The proposed rule was prompted by an audit finding that some large-scale commercial breeders were using the retail pet store definition to sell puppies through the Internet and thus circumventing the purpose of the Animal Welfare Act. Conducted by the Office of the Inspector General (OIG), this audit focused on problematic dealers (all breeders referenced in the audit had more than 50 breeding females) who were avoiding regulation by selling animals directly to consumers and shipping them to buyers sight unseen. The audit recommended “… that the Secretary seek legislative change to exclude Internet breeders from the definition of 'retail pet store,' and require that all applicable breeders or brokers who sell through the Internet be regulated under AWA.” 

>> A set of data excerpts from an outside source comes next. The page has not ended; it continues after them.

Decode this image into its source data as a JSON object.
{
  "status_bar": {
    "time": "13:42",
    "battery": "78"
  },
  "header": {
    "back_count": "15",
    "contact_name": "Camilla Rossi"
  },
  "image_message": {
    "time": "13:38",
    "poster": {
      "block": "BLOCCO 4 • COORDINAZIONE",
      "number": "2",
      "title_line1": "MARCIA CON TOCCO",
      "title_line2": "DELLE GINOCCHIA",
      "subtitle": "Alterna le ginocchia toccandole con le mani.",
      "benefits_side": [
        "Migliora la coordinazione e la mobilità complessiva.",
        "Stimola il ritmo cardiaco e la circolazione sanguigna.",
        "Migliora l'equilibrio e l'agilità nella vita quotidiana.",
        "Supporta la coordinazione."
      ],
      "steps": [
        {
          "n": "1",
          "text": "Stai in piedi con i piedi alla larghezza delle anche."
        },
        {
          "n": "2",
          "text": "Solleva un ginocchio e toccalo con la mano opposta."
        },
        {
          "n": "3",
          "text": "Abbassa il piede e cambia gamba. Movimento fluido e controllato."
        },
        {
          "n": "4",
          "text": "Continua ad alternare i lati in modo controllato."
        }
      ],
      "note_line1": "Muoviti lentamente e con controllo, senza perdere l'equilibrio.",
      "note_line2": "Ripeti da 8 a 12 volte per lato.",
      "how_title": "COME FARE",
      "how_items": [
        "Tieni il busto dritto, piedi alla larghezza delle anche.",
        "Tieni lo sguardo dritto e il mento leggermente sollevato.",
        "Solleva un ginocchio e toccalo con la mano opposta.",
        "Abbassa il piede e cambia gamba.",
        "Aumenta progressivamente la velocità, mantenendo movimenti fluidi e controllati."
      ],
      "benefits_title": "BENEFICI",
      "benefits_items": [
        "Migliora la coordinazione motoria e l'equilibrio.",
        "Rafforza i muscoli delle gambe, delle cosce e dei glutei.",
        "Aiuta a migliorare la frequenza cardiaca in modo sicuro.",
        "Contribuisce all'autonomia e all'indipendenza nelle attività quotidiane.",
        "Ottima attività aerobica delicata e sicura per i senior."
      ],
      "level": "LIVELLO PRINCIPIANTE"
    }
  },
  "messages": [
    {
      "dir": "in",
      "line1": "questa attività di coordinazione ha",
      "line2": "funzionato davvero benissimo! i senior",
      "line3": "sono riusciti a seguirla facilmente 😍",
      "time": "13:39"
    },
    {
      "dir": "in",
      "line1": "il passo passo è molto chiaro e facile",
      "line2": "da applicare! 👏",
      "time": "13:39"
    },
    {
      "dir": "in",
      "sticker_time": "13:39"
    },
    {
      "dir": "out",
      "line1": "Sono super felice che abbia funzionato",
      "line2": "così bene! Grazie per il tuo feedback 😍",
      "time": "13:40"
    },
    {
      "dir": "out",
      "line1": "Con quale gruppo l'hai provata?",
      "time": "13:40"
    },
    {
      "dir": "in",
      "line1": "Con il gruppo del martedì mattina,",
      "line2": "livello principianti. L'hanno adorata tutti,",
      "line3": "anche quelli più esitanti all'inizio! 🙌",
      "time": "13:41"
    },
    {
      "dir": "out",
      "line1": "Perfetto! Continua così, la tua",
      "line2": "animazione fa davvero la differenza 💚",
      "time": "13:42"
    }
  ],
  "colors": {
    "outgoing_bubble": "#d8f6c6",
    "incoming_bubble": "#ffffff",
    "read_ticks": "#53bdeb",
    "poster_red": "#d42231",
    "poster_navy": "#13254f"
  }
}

The OIG audit described the problem and defined the target of new regulations as: “Large breeders that sell AWA-covered animals over the Internet (hereafter referred to as Internet breeders) are exempt from AC’s inspection and licensing requirements. This occurred because the AWA section that excludes retail pet stores (i.e., stores that sell directly to the public) from its provisions pre-dates the Internet and creates a loophole for these breeders to circumvent AWA. As a result, an increasing number of Internet breeders are not monitored for their animals’ overall health and humane treatment.”

The USDA APHIS summary also captures the OIG’s objective stating that: “This Proposed Rule is necessary to ensure that animals sold at retail are monitored for their health and humane treatment and to concentrate our regulatory efforts on those facilities that present the greatest risk of noncompliance with the regulations.

So, the objective is clear: the proposed rule aims at solving problems found in the large-scale, commercial breeding facilities, which are not open to the public, not the relatively small, in-home, heritage breeding programs that are also captured by the rule language. 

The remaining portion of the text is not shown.